The power of public opinion?

You know that feeling when you've opened up a can of worms?  You just wish you had never started it in the first place.  The Pfizer boss must be feeling that way this morning.  Sure, he may still win, but it is likely to be a pyrrhic victory.  The Guardian reports:
Ignore, for the moment, the rights and wrongs of Pfizer's attempt to buyAstraZeneca. This column's view was made clear last week: the US group is untrustworthy, its proposal rests on a dubious tax arbitrage and UK interests are threatened. In short, the deal stinks. But will it happen?
A hard-headed assessment a week ago might have put the probability at 90%. Might prevails nine times out of 10, even when national tempers are inflamed.
...
A week on, though, the story looks less simple. Cameron and his cabinet are suddenly all over the place. The prime minister now declares himself "not satisfied" with the assurances and wants more. Business secretary Vince Cable talks vaguely about a public interest test. Meanwhile, Labour leader Ed Miliband has woken up, understood there is a threat to UK science and is arguing (rightly) for just such a public interest investigation.
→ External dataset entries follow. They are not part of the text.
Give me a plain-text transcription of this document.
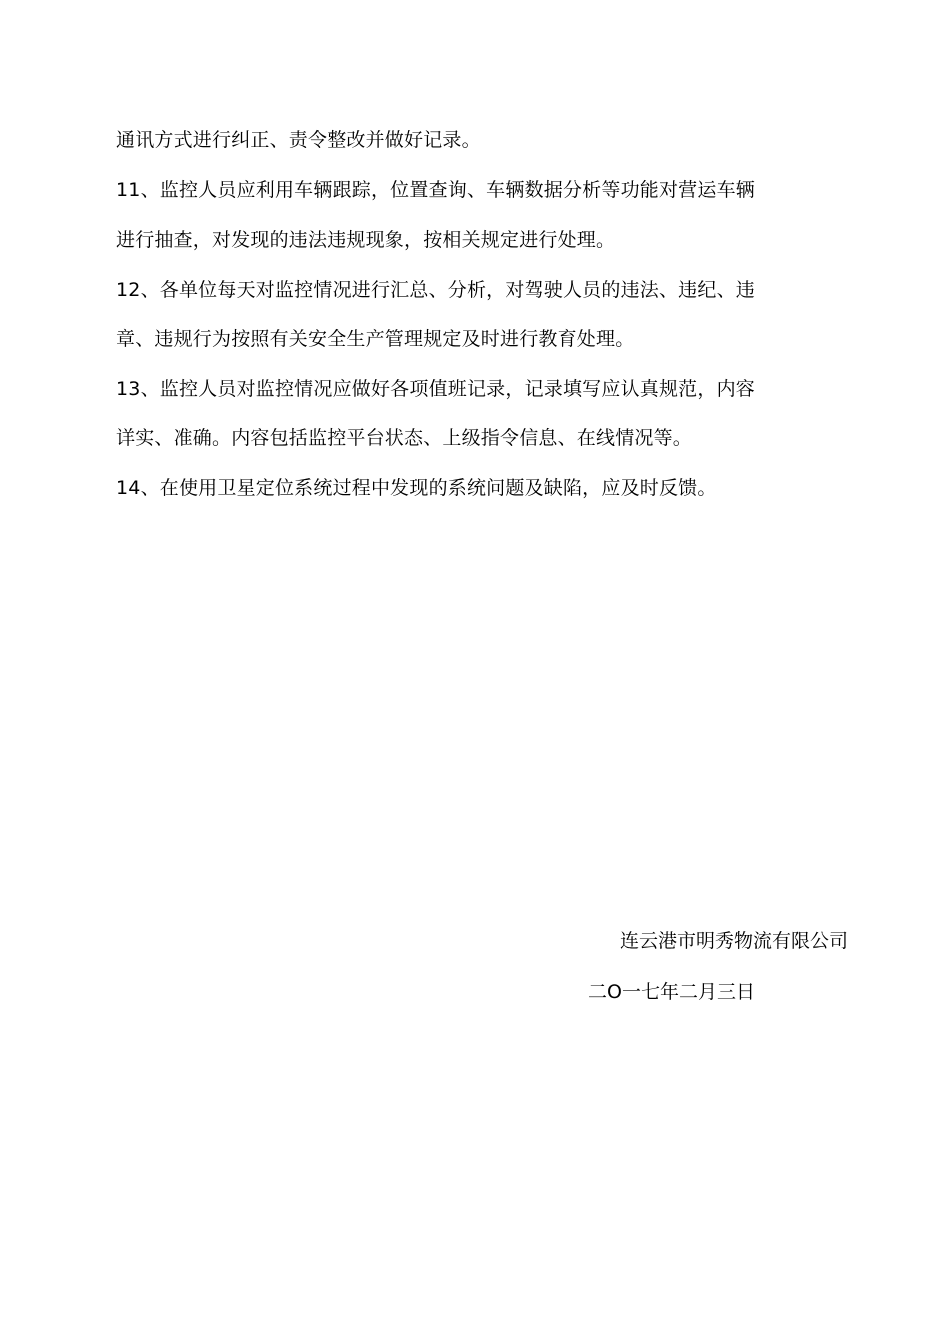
通讯方式进行纠正、责令整改并做好记录。
11、监控人员应利用车辆跟踪，位置查询、车辆数据分析等功能对营运车辆
进行抽查，对发现的违法违规现象，按相关规定进行处理。
12、各单位每天对监控情况进行汇总、分析，对驾驶人员的违法、违纪、违
章、违规行为按照有关安全生产管理规定及时进行教育处理。
13、监控人员对监控情况应做好各项值班记录，记录填写应认真规范，内容
详实、准确。内容包括监控平台状态、上级指令信息、在线情况等。
14、在使用卫星定位系统过程中发现的系统问题及缺陷，应及时反馈。
连云港市明秀物流有限公司
二O一七年二月三日
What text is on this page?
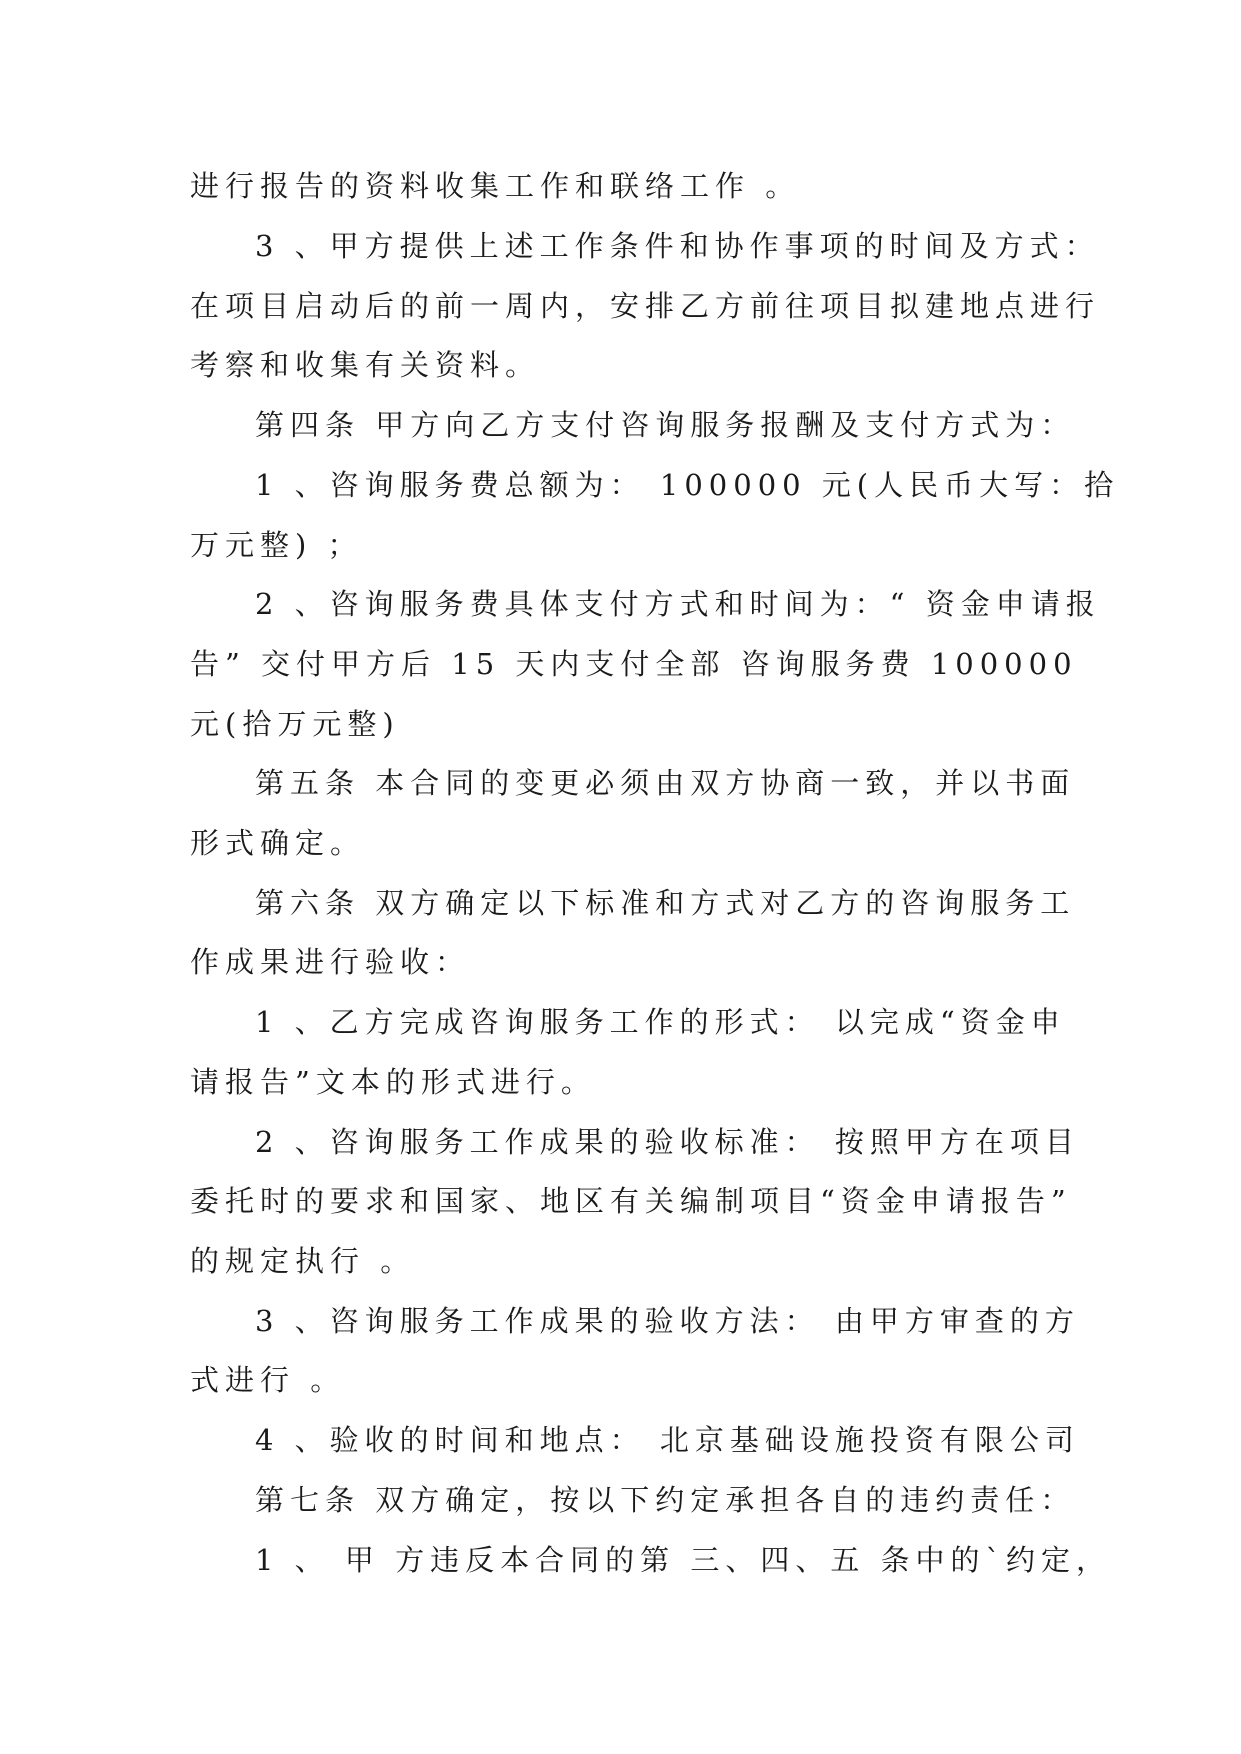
进行报告的资料收集工作和联络工作 。
3 、甲方提供上述工作条件和协作事项的时间及方式：
在项目启动后的前一周内，安排乙方前往项目拟建地点进行
考察和收集有关资料。
第四条 甲方向乙方支付咨询服务报酬及支付方式为：
1 、咨询服务费总额为： 100000 元(人民币大写：拾
万元整) ；
2 、咨询服务费具体支付方式和时间为：“ 资金申请报
告” 交付甲方后 15 天内支付全部 咨询服务费 100000
元(拾万元整)
第五条 本合同的变更必须由双方协商一致，并以书面
形式确定。
第六条 双方确定以下标准和方式对乙方的咨询服务工
作成果进行验收：
1 、乙方完成咨询服务工作的形式： 以完成“资金申
请报告”文本的形式进行。
2 、咨询服务工作成果的验收标准： 按照甲方在项目
委托时的要求和国家、地区有关编制项目“资金申请报告”
的规定执行 。
3 、咨询服务工作成果的验收方法： 由甲方审查的方
式进行 。
4 、验收的时间和地点： 北京基础设施投资有限公司
第七条 双方确定，按以下约定承担各自的违约责任：
1 、 甲 方违反本合同的第 三、四、五 条中的`约定，
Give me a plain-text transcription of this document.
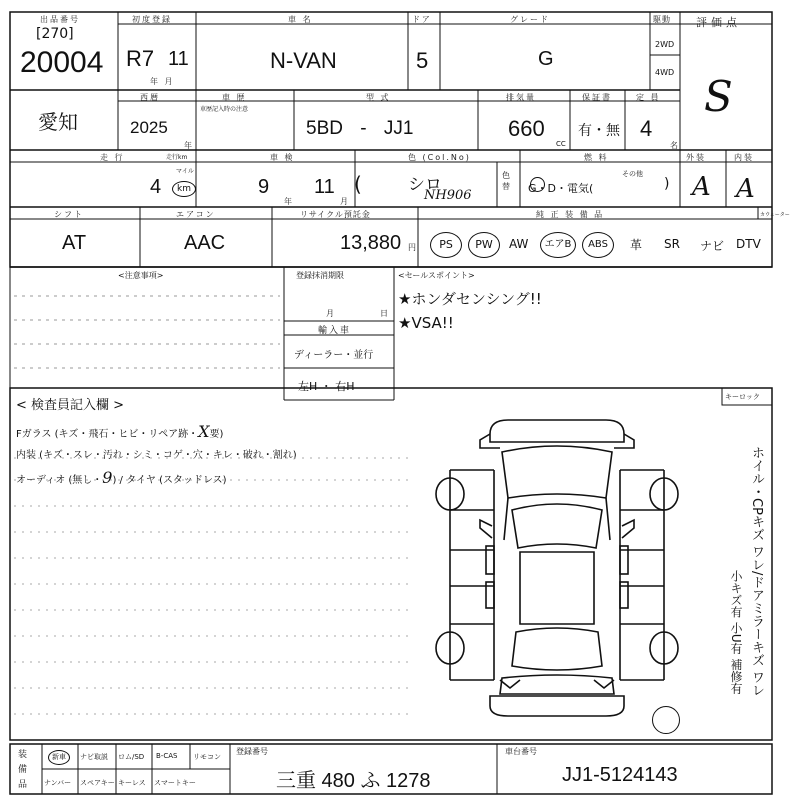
出品番号
[270]
20004
初度登録
R7 11
年 月
車 名
N-VAN
ドア
5
グレード
G
駆動
2WD
4WD
評価点
S
愛知
西暦
2025
年
車 歴
車歴記入時の注意
型 式
5BD - JJ1
排気量
660
CC
保証書
有・無
定 員
4
名
走 行	走行km
4
マイル
km
車 検
9
年
11
月
色 (Col.No)
(	シロ
NH906
色替
燃 料
G・D・電気(
その他
)
外装
A
内装
A
シフト
AT
エアコン
AAC
リサイクル預託金
13,880 円
純 正 装 備 品	カウェーター
PS	PW	AW	エアB	ABS	革 SR ナビ DTV
<注意事項>	登録抹消期限
月	日
輸入車
ディーラー・並行
左H ・ 右H
<セールスポイント>
★ホンダセンシング!!
★VSA!!
< 検査員記入欄 >
キーロック
Fガラス (キズ・飛石・ヒビ・リペア跡・X要)
内装 (キズ・スレ・汚れ・シミ・コゲ・穴・キレ・破れ・割れ)
オーディオ (無し・9) / タイヤ (スタッドレス)	ホイル・CPキズ ワレ/ドアミラーキズ ワレ
小キズ有 小U有 補修有
装
備
品
新車	ナビ取説 ロム/SD B-CAS リモコン
ナンバー スペアキー キーレス スマートキー
登録番号
三重 480 ふ 1278
車台番号
JJ1-5124143
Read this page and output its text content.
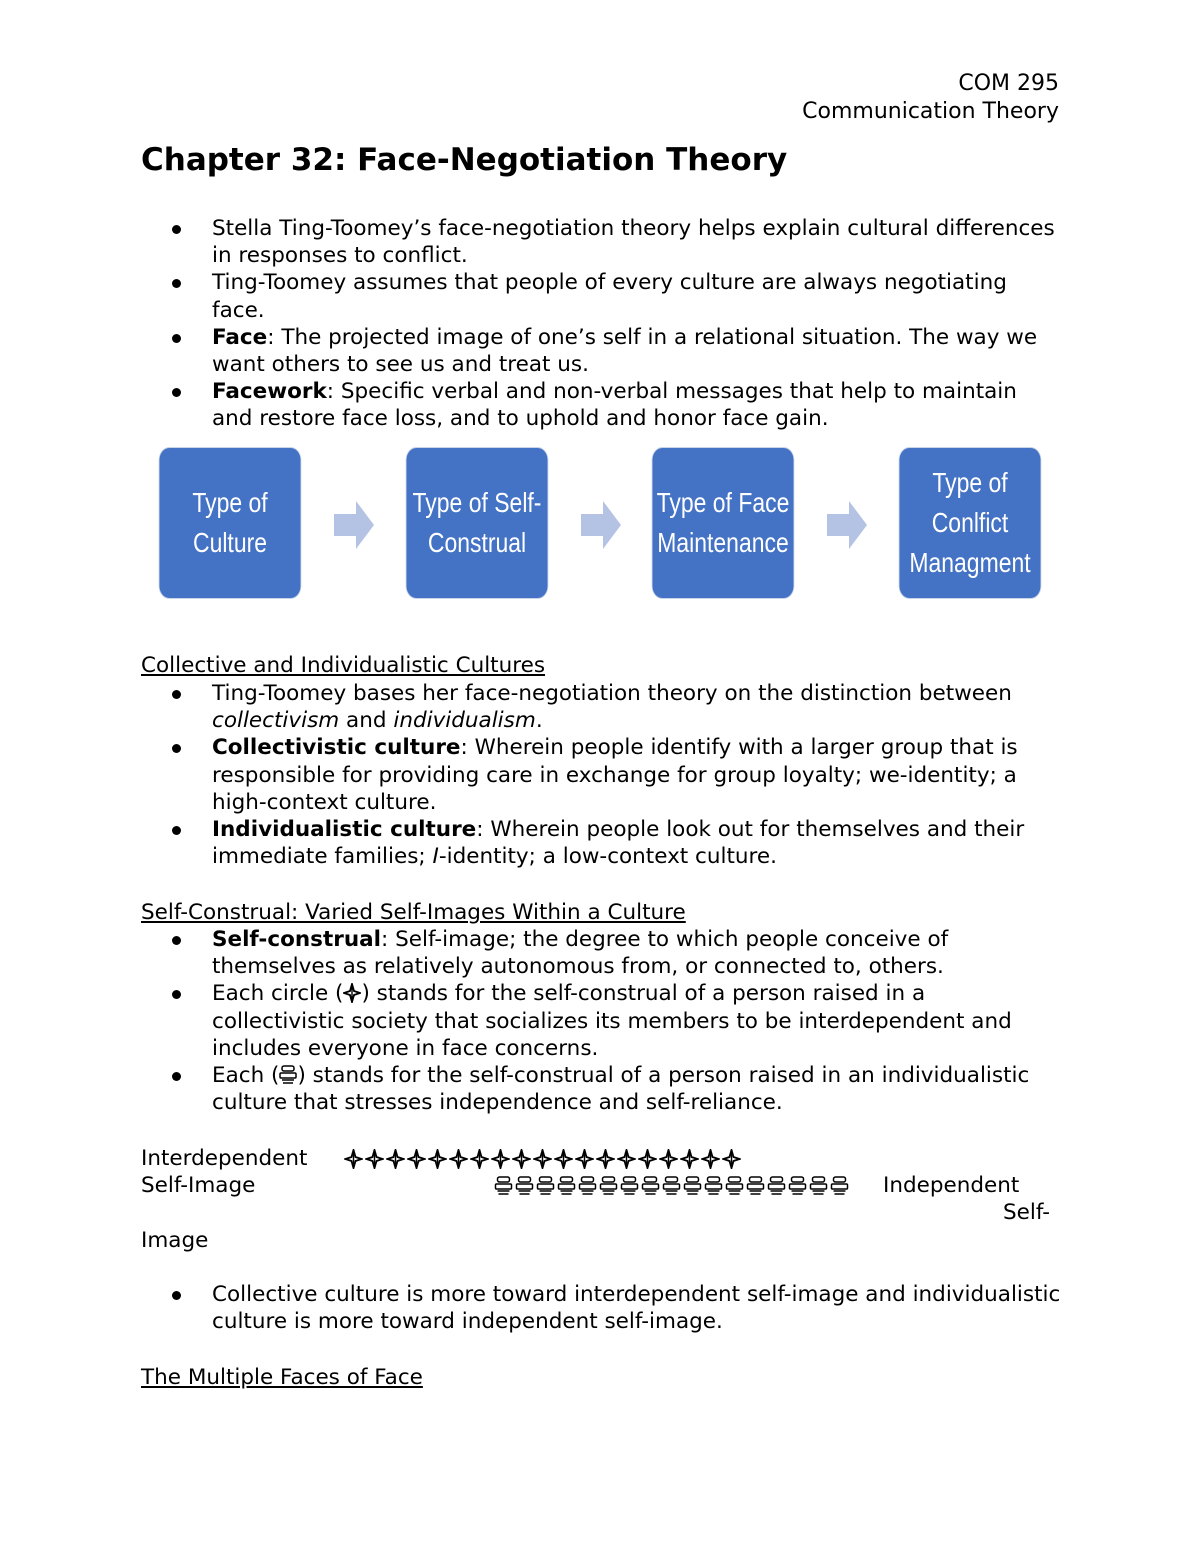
COM 295
Communication Theory
Chapter 32: Face-Negotiation Theory
Stella Ting-Toomey’s face-negotiation theory helps explain cultural differences in responses to conflict.
Ting-Toomey assumes that people of every culture are always negotiating face.
Face: The projected image of one’s self in a relational situation. The way we want others to see us and treat us.
Facework: Specific verbal and non-verbal messages that help to maintain and restore face loss, and to uphold and honor face gain.
Type of
Culture
Type of Self-
Construal
Type of Face
Maintenance
Type of
Conlfict
Managment
Collective and Individualistic Cultures
Ting-Toomey bases her face-negotiation theory on the distinction between collectivism and individualism.
Collectivistic culture: Wherein people identify with a larger group that is responsible for providing care in exchange for group loyalty; we-identity; a high-context culture.
Individualistic culture: Wherein people look out for themselves and their immediate families; I-identity; a low-context culture.
Self-Construal: Varied Self-Images Within a Culture
Self-construal: Self-image; the degree to which people conceive of themselves as relatively autonomous from, or connected to, others.
Each circle ( ) stands for the self-construal of a person raised in a collectivistic society that socializes its members to be interdependent and includes everyone in face concerns.
Each ( ) stands for the self-construal of a person raised in an individualistic culture that stresses independence and self-reliance.
Interdependent
Self-Image	Independent
Self-
Image
Collective culture is more toward interdependent self-image and individualistic culture is more toward independent self-image.
The Multiple Faces of Face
The scientists are up in arms. Sir David Barnes, former AstraZeneca boss, caught the mood best when he called Pfizer a "praying mantis" on account of its grim record of cutting research and development after acquisitions. Sir Richard Sykes, former GlaxoSmithKline boss, cuts a lonely figure as a supporter of the bid. Swedish politicians talk bitterly about Pfizer's broken promises after buying Pharmacia.
US politicians are also unhappy as they contemplate the threat to the US tax system if companies follow Pfizer's plan to move its tax domicile to the UK via a so-called "inversion". The US rules allow such a soft-shoe shuffle on tax if shareholders in the non-US company end up with at least 20% of the new entity. Ron Wyden, chairman of the Senate finance committee, wants to raise the bar to 50% immediately. "Corporations must understand that they won't profit from abandoning the US," he wrote in yesterday's Wall Street Journal. The tax inversion, though, is a "key driver" of Read's pitch to AstraZeneca.
But Read's biggest problem is the apparent lack of enthusiasm for the adventure among his own shareholders. By mid-afternoon on Friday, Pfizer's shares had fallen 7% since the proposal was published, meaning its £50 offer in cash and paper was now worth a shade under £48.
It's a tangled web alright.  And all of the main players seem more or less out of their depth.